The findings are based on an independent analysis and learning from the Circular Fashion Partnership in Bangladesh - a cross-sectoral project to scale post-industrial recycling and capture textile value domestically in Bangladesh - one of the largest garment producing countries in the world, reports UNB.
In the wake of COP26, Global Fashion Agenda (GFA) , the leading non-profit for industry collaboration on sustainability in fashion, and its Strategic Knowledge Partner, McKinsey & Company, have published the new report - Scaling Circularity - which reveals the opportunities and investment required to scale circular fashion systems. The clothing and textile industry accounts for 4% of global CO2eq emissions, equivalent to the emissions of France, Germany and UK combined, and material production is the largest polluter within the value chain – accounting for 70% of fashion’s greenhouse gas (GHG) emissions.

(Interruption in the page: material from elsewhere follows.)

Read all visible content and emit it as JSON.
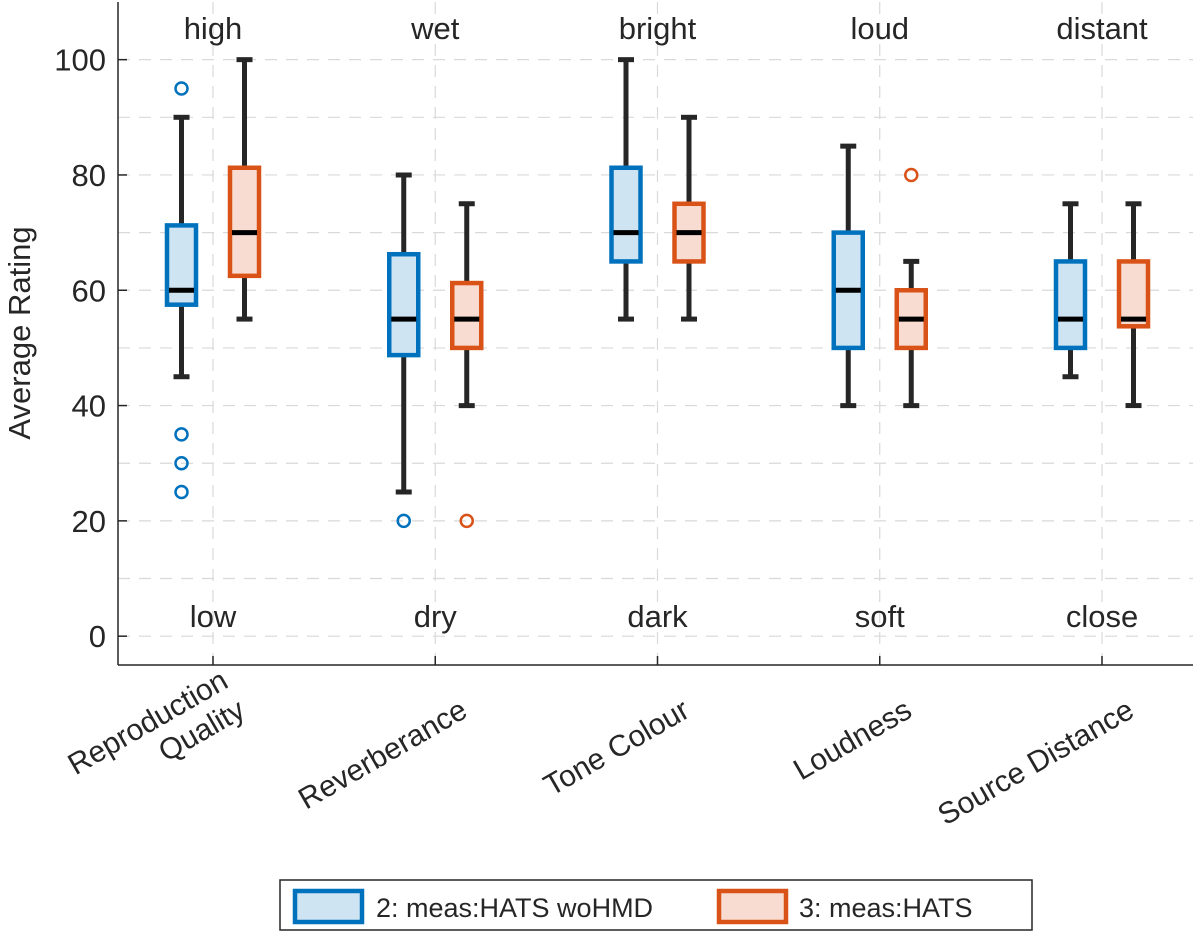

Yet currently, less than 1% of material used to produce clothing is recycled into new clothing, representing a loss of more than 100 billion USD worth of materials each year.
Therefore, the report says, scaling circularity is crucial to deliver the radical emissions reduction needed to meet the Paris Agreement’s 1.5 degree pathway and the other ambitious climate targets that were recently announced at COP26.
Scaling Circularity modeled the potential for scaling textile recycling across the full value chain in 2035 based on existing technologies.
This analysis suggests current technologies have the potential to deliver 75% textile-to-textile recycling into the fashion system, and a further 5% recycled feedstock from other industries. The analysis also indicated that major recycling technologies deliver better environmental outcomes across GHG emissions, water depletion and land use.